On Friday, I attended the IRC Ege Technology, Innovation and Venture Capital Days event. I must say, it was an eye opening experience. I have to give credit to the organizers: they worked hard to attract a relevant crowd to Izmir, which remains a secondary region in terms of tech innovation in Turkey.
Entrepreneurship HAS to be RESCUED from the triangle of VC, academia and government!!! I felt this to a point in NY, but in Turkey, partly due to the relative naivete of the entrepreneurial community, the grip is tighter. The concept of "entrepreneurship" is held hostage by the finance community (to a point including the advisor crowd of lawyers and accountants), academics and bureaucrats.
The primary point I'd like to make is that the conference was extremely BORING. Three or four panelists sit behind a table. A political moderator asks pre-determined questions. The audience is not really connected to what's discussed. The result is basically a waste of time.

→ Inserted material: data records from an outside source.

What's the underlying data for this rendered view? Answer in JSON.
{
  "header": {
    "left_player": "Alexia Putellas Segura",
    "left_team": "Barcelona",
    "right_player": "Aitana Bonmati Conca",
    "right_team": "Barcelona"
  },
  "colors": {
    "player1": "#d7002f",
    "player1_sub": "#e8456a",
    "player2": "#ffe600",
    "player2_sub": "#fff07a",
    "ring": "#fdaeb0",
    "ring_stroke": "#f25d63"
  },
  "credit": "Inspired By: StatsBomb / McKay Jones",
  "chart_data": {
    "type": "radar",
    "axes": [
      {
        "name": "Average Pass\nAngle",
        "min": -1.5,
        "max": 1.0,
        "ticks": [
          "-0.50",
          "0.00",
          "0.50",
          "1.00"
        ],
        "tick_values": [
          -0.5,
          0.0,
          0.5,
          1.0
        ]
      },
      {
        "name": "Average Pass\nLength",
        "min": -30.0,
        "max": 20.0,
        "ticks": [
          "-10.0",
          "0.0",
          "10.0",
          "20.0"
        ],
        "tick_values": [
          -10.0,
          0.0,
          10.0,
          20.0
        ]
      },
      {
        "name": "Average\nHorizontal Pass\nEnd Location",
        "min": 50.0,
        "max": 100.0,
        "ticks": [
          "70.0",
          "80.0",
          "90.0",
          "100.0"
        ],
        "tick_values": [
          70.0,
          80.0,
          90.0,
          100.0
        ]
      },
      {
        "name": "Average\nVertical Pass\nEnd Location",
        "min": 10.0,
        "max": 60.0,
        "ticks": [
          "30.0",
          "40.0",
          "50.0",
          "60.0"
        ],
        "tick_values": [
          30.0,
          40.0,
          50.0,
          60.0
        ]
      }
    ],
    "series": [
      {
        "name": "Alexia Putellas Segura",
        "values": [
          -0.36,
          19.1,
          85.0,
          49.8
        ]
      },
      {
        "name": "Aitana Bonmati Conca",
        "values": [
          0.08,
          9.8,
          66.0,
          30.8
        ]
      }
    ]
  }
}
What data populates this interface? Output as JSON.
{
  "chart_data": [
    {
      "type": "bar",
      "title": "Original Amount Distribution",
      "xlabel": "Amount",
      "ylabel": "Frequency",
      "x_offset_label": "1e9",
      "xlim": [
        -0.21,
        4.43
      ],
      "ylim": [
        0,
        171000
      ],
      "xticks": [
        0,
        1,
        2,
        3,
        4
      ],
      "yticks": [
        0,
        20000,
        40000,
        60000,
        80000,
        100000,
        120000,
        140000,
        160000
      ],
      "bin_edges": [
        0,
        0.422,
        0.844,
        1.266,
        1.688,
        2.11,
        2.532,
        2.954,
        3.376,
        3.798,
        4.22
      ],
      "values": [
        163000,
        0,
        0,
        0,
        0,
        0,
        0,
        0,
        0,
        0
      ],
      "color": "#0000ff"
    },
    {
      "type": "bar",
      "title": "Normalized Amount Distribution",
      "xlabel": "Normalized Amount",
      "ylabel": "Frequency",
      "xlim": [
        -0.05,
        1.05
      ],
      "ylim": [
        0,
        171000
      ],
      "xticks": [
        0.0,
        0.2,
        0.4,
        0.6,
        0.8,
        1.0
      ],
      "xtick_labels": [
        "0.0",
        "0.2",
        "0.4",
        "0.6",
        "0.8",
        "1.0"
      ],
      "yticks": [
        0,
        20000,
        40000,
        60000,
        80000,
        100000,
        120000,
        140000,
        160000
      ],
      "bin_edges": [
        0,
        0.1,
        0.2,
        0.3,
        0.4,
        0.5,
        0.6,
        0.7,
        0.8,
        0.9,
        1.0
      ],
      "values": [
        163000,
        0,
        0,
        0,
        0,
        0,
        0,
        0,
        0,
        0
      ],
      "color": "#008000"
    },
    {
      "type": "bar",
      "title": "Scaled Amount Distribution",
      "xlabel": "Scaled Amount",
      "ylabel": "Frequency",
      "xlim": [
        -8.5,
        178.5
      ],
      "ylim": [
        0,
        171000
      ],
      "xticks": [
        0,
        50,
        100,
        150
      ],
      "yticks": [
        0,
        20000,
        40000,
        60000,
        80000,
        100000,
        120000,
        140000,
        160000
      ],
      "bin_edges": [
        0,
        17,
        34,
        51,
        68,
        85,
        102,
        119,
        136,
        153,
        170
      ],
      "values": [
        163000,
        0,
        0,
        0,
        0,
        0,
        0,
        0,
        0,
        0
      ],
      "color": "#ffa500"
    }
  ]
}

To give an example, after a long debate on Venture Capital, one audience member, the founder of a 25-year old elevator company, stood up and asked, "So you've been yapping for two days now. But who's going to answer my question? I have a great company. Let's assume that everything in my company is by the book. How much money will you give me, at what length of time, and at what interest rate?" As absurd as the question was given the forum, it was so right on.
As could be expected, no one answered the poor chap. He should not have been there. Actually, the whole conference should have been programmed with him, and those like him, in mind.
I met a remarkable person at the conference, Yigal Erlich. He was one of the original partners at the Israeli national Venture Capital program, Yozma. The story of Yozma presents a very critical lesson for the Turkish government, if there is the intent to kick-start this field in Turkey.